About

Esters are chemical compounds derived from an acid (organic or inorganic) in which at least one $\ce{-OH}$ group is replaced by an $\ce{-O-alkyl}$ group.

Carboxylate esters:
The most common type of ester is a carboxylate ester. Carboxylate esters are any compounds containing the $\ce{RCOOR}$ group such as ethyl ethanoate:

Carboxylate esters are relatively polar molecules and are able to act as hydrogen bond acceptors through their oxygen atoms, which makes them useful as solvents. Many carboxylate esters smell fruity and they are widely used for this purpose in industry. They are also useful as protecting groups for carboxylic acids.

Carboxylate esters are usually prepared by refluxing an alcohol with a carboxylic acid in the presence of a strong, dehydrating acid catalyst such as sulfuric acid (Fischer esterification). They may also be prepared by using an acid anhydride or an acid chloride instead of a carboxylic acid, which is an irreversible reaction and so provides better yields at the cost of using more expensive and more dangerous reactants.

Carboxylate esters undergo addition of nucleophiles at the carbonyl carbon. When the nucleophile is hydroxide or water, this leads to ester hydrolysis, reforming the parent carboxylic acid and alcohol (or carboxylate salt if done under basic conditions). When the nucleophile is an alkoxide or alcohol, another ester is formed (transesterification) with a different alkyl group attached to the ester oxygen. The $\alpha$ hydrogen of carboxylate esters is mildly acidic and, in the presence of strong bases, carboxylate esters will undergo reactions at the $\alpha$ carbon yielding useful products such as $\beta$-ketoesters (Claisen condensation)

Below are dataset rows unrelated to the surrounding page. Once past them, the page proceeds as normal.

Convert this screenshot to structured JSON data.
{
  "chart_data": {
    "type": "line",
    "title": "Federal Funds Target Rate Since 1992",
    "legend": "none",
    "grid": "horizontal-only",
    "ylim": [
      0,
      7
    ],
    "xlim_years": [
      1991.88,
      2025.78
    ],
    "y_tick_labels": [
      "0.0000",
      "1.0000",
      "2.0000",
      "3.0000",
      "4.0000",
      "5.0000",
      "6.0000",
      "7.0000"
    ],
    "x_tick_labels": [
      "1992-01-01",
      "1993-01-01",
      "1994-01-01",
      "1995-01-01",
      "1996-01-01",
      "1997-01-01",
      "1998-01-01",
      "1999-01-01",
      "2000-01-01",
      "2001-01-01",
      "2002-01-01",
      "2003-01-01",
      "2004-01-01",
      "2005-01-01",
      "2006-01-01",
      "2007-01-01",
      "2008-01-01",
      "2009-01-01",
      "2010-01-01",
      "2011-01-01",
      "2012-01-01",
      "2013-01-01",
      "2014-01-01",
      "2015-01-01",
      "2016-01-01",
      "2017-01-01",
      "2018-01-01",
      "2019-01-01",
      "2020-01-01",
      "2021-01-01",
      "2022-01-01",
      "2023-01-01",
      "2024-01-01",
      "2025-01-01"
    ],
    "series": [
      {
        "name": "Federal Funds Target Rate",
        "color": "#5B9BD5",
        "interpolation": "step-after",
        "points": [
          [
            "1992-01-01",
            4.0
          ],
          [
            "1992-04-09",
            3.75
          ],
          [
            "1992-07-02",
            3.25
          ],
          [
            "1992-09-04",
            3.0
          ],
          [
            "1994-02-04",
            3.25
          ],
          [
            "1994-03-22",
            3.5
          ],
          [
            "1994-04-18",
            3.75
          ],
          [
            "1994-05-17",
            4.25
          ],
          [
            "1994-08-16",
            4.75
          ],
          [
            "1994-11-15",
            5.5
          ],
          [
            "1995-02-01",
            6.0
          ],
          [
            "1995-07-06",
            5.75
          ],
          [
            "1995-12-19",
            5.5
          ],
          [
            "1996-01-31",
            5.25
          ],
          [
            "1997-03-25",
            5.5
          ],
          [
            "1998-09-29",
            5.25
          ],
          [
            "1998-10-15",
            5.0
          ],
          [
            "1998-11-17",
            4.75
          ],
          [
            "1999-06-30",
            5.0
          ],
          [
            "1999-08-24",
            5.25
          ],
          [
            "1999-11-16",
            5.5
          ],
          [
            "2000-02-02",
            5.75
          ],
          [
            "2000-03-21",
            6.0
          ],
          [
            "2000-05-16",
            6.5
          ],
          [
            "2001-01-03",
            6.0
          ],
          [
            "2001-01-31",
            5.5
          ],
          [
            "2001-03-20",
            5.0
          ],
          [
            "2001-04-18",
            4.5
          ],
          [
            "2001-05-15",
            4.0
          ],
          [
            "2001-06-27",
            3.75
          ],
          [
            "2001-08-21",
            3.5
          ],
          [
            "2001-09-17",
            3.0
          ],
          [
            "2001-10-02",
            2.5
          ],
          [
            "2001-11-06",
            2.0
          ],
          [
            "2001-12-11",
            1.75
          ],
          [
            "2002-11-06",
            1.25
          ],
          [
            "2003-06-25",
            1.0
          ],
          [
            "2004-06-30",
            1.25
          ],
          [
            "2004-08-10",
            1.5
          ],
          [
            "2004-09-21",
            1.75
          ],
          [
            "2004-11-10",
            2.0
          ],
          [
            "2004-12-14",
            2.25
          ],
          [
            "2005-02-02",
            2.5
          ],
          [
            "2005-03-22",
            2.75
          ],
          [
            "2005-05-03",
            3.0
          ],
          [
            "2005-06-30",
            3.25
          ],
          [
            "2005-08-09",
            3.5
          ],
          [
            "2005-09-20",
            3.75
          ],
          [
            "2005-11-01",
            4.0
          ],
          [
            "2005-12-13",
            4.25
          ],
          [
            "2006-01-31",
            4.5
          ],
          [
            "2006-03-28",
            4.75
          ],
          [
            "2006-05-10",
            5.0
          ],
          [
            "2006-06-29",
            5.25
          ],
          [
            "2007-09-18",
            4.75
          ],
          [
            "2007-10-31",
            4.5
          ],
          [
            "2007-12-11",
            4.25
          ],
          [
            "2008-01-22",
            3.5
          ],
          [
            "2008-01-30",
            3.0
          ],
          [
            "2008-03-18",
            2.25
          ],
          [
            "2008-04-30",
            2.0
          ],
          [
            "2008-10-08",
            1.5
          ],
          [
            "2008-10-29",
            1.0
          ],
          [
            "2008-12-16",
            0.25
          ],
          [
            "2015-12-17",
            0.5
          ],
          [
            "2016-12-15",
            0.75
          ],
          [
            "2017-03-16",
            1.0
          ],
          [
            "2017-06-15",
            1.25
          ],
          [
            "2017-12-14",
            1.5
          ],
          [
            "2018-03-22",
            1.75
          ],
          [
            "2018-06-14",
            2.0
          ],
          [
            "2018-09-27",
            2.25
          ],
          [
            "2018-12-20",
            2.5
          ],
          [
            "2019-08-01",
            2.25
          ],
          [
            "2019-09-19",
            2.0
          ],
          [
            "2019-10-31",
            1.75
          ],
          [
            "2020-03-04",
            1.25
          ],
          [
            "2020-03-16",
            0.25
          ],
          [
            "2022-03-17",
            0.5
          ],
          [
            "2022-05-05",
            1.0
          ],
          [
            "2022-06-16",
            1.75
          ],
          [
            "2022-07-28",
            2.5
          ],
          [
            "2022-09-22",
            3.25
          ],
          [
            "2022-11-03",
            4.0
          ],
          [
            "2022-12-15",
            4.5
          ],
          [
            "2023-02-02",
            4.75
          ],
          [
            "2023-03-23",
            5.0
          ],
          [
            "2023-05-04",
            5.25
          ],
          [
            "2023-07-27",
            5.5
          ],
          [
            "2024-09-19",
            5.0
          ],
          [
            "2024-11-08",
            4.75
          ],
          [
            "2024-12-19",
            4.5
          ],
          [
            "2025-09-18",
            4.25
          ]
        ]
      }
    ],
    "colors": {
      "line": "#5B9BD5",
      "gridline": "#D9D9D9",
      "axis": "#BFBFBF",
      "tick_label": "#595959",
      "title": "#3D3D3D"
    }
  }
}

Compounds with multiple carboxylic acid and alcohol groups can undergo condensation polymerisation to form polyesters, which are widely used in clothing and various plastic goods.

Orthoesters:
The other main type of organic ester is the orthoester, which consists of three $\ce{-O-alkyl}$ groups bonded to the same carbon. An example is ethylorthoacetate (1,1,1-triethoxyethane in IUPAC nomenclature), so named because it is derived from ethylacetate.

Orthoesters can be prepared by reaction of nitriles with excess alcohol under acidic conditions (Pinner reaction) but can also easily be hydrolysed under mild acidic conditions to form esters, and this is the basis of their use as protecting groups for esters in organic synthesis.

Inorganic esters:
Less commonly, esters can be formed from inorganic acids such as phosphoric, sulfuric, nitric and chromic acids. They can all be formed by reacting the respective acids with an alcohol, in much the same way as carboxylate esters are prepared. Nitrate esters are used in explosives such as nitroglycerin, which has three nitrate ester groups:

Sulfate esters, such as sodium lauryl sulfate, are used as anionic surfactants due to the highly polar sulfate group which contrasts with the apolar hydrocarbon chain attached to it, making one end of the ion hydrophilic and the other hydrophobic.